Doing some research on bullying, I noticed that accountability came up as a major factor. According to the experts, adults need to create a “culture of respect” throughout the community to help reduce bullying in the schools.

Ideally, grownups show that bullying behavior is unacceptable regardless of age. Ditto discrimination and bigotry. Individuals and institutions alike are held accountable.

How are we doing on that in Sisters? I’m getting mixed signals.

A young woman of Asian descent, Sisters High School graduate Olivia Hougham, has spoken publicly about racism in our schools. Anti-LGBTQ+ sentiment has been aired publicly in Letters to the Editor of The Nugget and online as well. Unhoused people say that teenagers harass them; some teens even shot a vehicle up at an encampment.

Natalie Soleim, a Black student attending Sisters Middle School a few years back, experienced two-and-a-half months of bullying. We’ll hear more about the Soleim family’s story in an upcoming column. For now: the Oregon Department of Education investigated, concluding that discrimination and sexual harassment were involved, with “sufficient evidence of a discriminatory environment.”

Kids on the bus once hassled my son’s friend for wearing special clothes and hair ornaments. The horrible irony: It was Western Day at the elementary school, during Rodeo. The child’s offense? Wearing traditional regalia from their Native American heritage.

On the other hand, I’ve been texting with a family friend. Vicente Rebolledo is a graduating Sisters High School senior who plans to enlist in the Marine Corps and then attend college. He describes himself as Latino/Hispanic.

Vicente acknowledges that race-related language is used when kids are joking around; it doesn’t bother him.
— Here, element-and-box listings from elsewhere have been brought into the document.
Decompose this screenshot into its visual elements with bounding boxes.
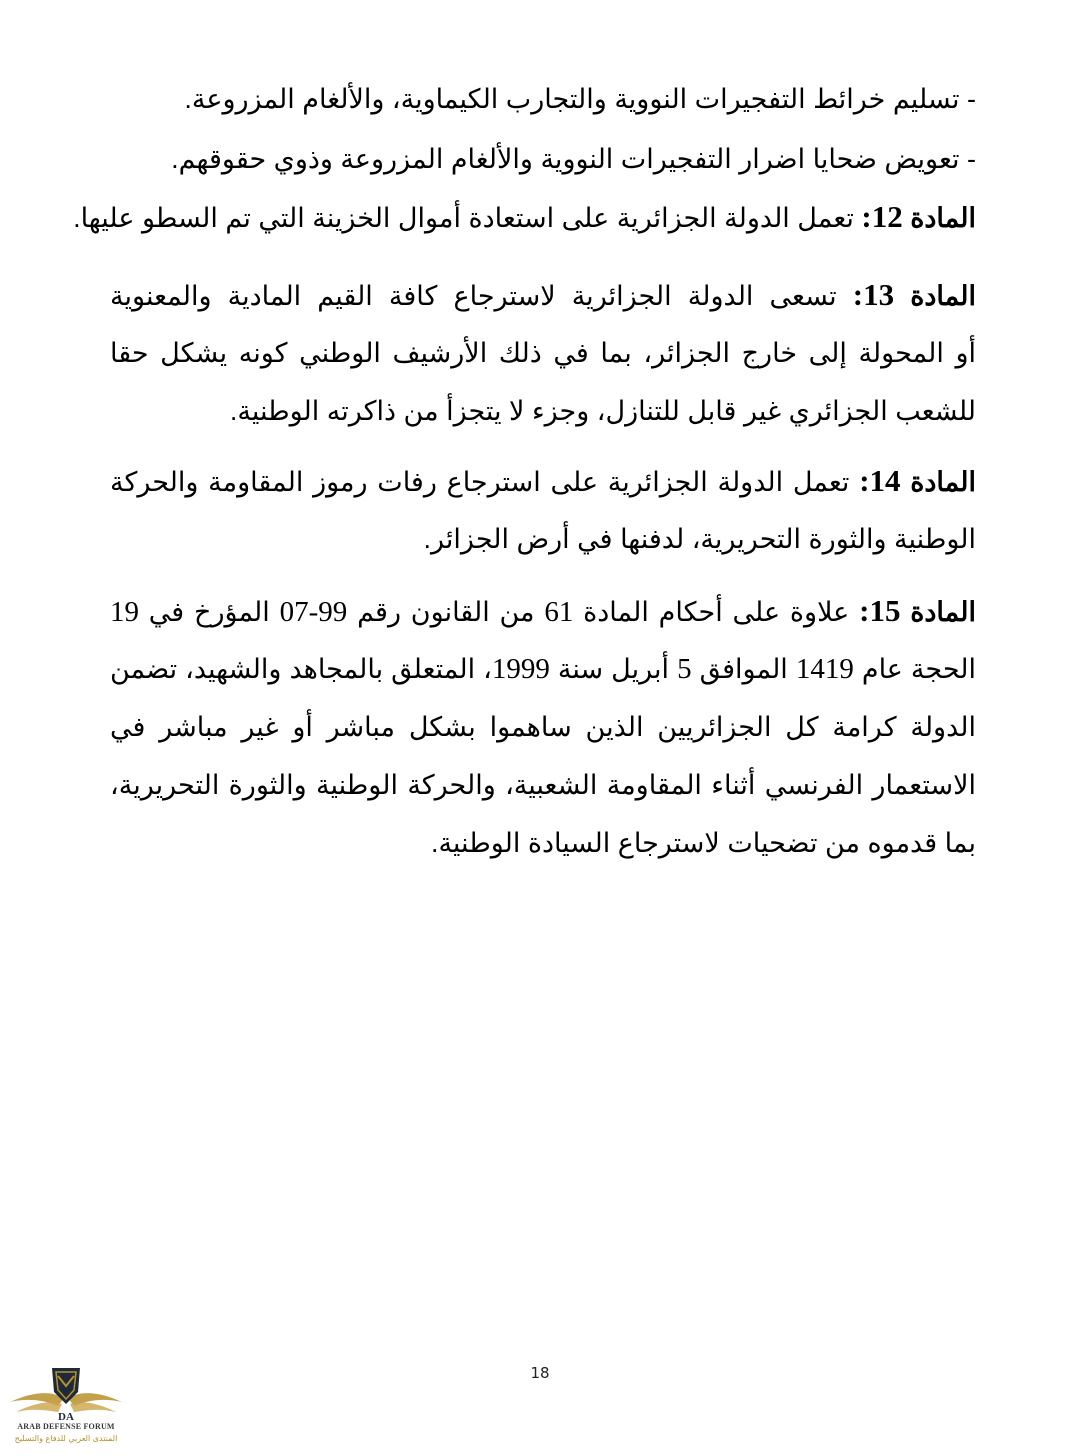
bullet-text: - تعويض ضحايا اضرار التفجيرات النووية والألغام المزروعة وذوي حقوقهم. [171, 144, 976, 174]
article-line: الدولة كرامة كل الجزائريين الذين ساهموا بشكل مباشر أو غير مباشر في [110, 712, 976, 742]
date-day: 5 [677, 653, 692, 685]
hijri-year: 1419 [795, 653, 854, 685]
article-text: علاوة على أحكام المادة [573, 597, 850, 627]
article-text: أبريل سنة [549, 654, 678, 684]
page-number: 18 [530, 1364, 550, 1382]
article-line: أو المحولة إلى خارج الجزائر، بما في ذلك الأرشيف الوطني كونه يشكل حقا [110, 338, 976, 368]
article-label: المادة [910, 467, 976, 497]
article-12 [73, 188, 976, 246]
article-text: تعمل الدولة الجزائرية على استعادة أموال الخزينة التي تم السطو عليها. [73, 203, 854, 233]
article-text: من القانون رقم [347, 597, 545, 627]
article-line: بما قدموه من تضحيات لاسترجاع السيادة الوطنية. [430, 828, 976, 858]
svg-text:DA: DA [58, 1411, 74, 1423]
article-text: تسعى الدولة الجزائرية لاسترجاع كافة القيم المادية والمعنوية [110, 281, 837, 311]
gregorian-year: 1999 [491, 653, 550, 685]
watermark-name-en: ARAB DEFENSE FORUM [17, 1422, 115, 1431]
article-text: تعمل الدولة الجزائرية على استرجاع رفات رموز المقاومة والحركة [110, 467, 850, 497]
watermark-logo [6, 1358, 126, 1454]
article-line [110, 452, 976, 510]
article-line: الاستعمار الفرنسي أثناء المقاومة الشعبية، والحركة الوطنية والثورة التحريرية، [110, 770, 976, 800]
law-number: 99-07 [279, 596, 348, 628]
article-label: المادة [910, 281, 976, 311]
article-text: ، المتعلق بالمجاهد والشهيد، تضمن [110, 654, 492, 684]
article-text: الحجة عام [853, 654, 976, 684]
article-line [110, 582, 976, 640]
article-line [110, 266, 976, 324]
article-13 [110, 266, 976, 440]
article-14 [110, 452, 976, 568]
article-number: 15: [859, 593, 901, 628]
bullet-item [110, 70, 976, 128]
article-text: الموافق [691, 654, 796, 684]
article-15 [110, 582, 976, 872]
article-number: 14: [859, 463, 901, 498]
watermark-name-ar: المنتدى العربي للدفاع والتسليح [14, 1434, 118, 1443]
article-number: 12: [861, 199, 903, 234]
article-line: الوطنية والثورة التحريرية، لدفنها في أرض الجزائر. [423, 524, 976, 554]
date-day: 19 [110, 596, 139, 628]
article-label: المادة [910, 203, 976, 233]
article-text: المؤرخ في [139, 597, 280, 627]
article-label: المادة [910, 597, 976, 627]
article-line [73, 188, 976, 246]
article-line: للشعب الجزائري غير قابل للتنازل، وجزء لا يتجزأ من ذاكرته الوطنية. [229, 396, 976, 426]
wings-emblem-icon [6, 1358, 126, 1424]
bullet-item [110, 130, 976, 188]
bullet-text: - تسليم خرائط التفجيرات النووية والتجارب الكيماوية، والألغام المزروعة. [184, 84, 976, 114]
article-number: 13: [852, 277, 895, 312]
article-line [110, 640, 976, 698]
article-ref-number: 61 [544, 596, 574, 628]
“For racism, I can say that thankfully isn’t a problem in this town and in school,” Vicente wrote. “I’ve heard many people condemn it both on the right and left.”

That’s sure good to hear.

As a parent I’ve also heard from Sisters School District on the subject. The district, with its overwhelmingly white staff, sends vague emails assuring us that equity work is taking place.
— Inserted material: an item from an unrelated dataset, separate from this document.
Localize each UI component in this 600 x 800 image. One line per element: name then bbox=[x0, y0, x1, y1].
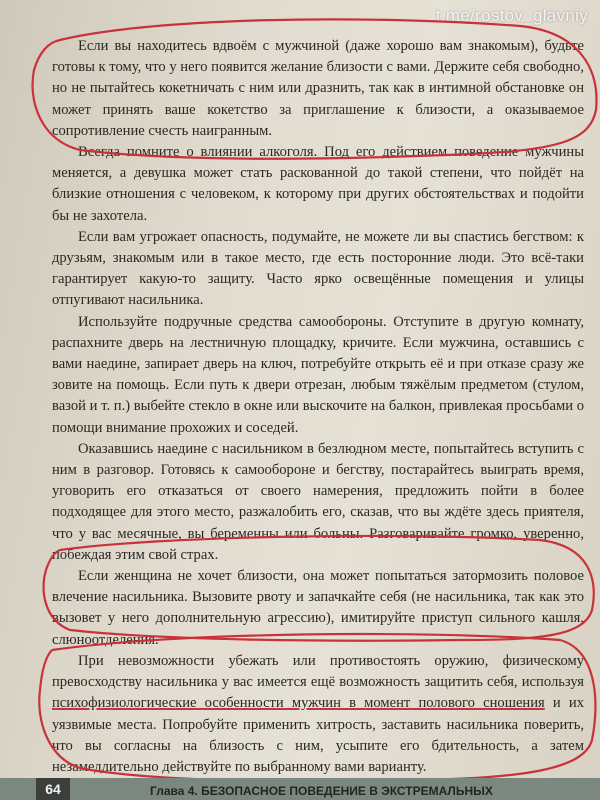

From my POV — that of a mostly white lady with some multiracial heritage — district leaders and educators appear to work hard. But there’s a lack of information. Have individuals been held accountable for past acts and attitudes of sexism, racism, and other discrimination? Would that be unfairly punishing folks whose crime was one of ignorance rather than malice?
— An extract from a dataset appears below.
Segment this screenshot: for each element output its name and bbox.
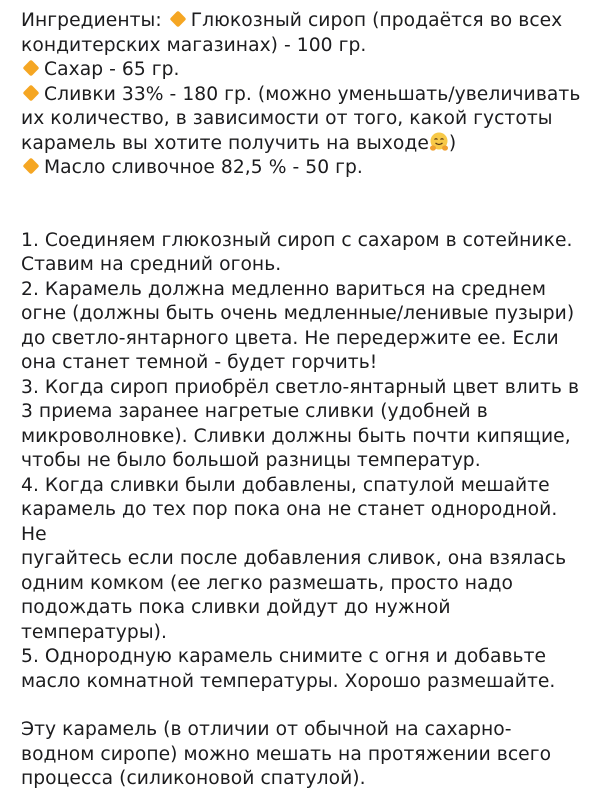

Not everyone who’s ended up on the privileged side of systemic problems deserves to be tarred and feathered. But we do need some kind of accountability. What does that look like? What should students, parents, and the community at large expect from teachers and administrators in these matters?

My wish list begins with transparency: honesty and information, including details. Hearing from people about their experiences with our public institutions, sometimes I’ve been downright shocked. I’m only hearing one side of these stories, though.

Could we be notified that Staff Person X has been let go or moved to another position due to their role in a bullying controversy or a racism incident? If the district creates an atmosphere conducive to discrimination, can we hear a public apology?

I spoke with Sisters School District Superintendent Curt Scholl, who explained why the specifics I dream of are not forthcoming: “It’s hard in a small district; if you speak too specifically, either you violate confidentiality with kids or with staff.”

Not only ethical but legal constraints keep the information from flowing freely.

Nature abhors a vacuum, and the community abhors a lack of believable specifics. In absence of such, Sisters tongues are wagging. Left to their own devices, folks make up their own stories.

The info-vacuum and infill gossip erode trust in community institutions, trust that is needed to build a culture of respect. So I talked with Curt about topics he does feel comfortable discussing, in regards to the school’s equity work (see related story).

What does accountability look like in our small town? As Curt reminded me, it has to be balanced with privacy. I hope we move forward visibly on equity issues as a nation and throughout Sisters Country, with positive change and personal responsibility.

The community should get a say in what accountability looks like. I hope it’s not tar and feathers. But I hope it’s something.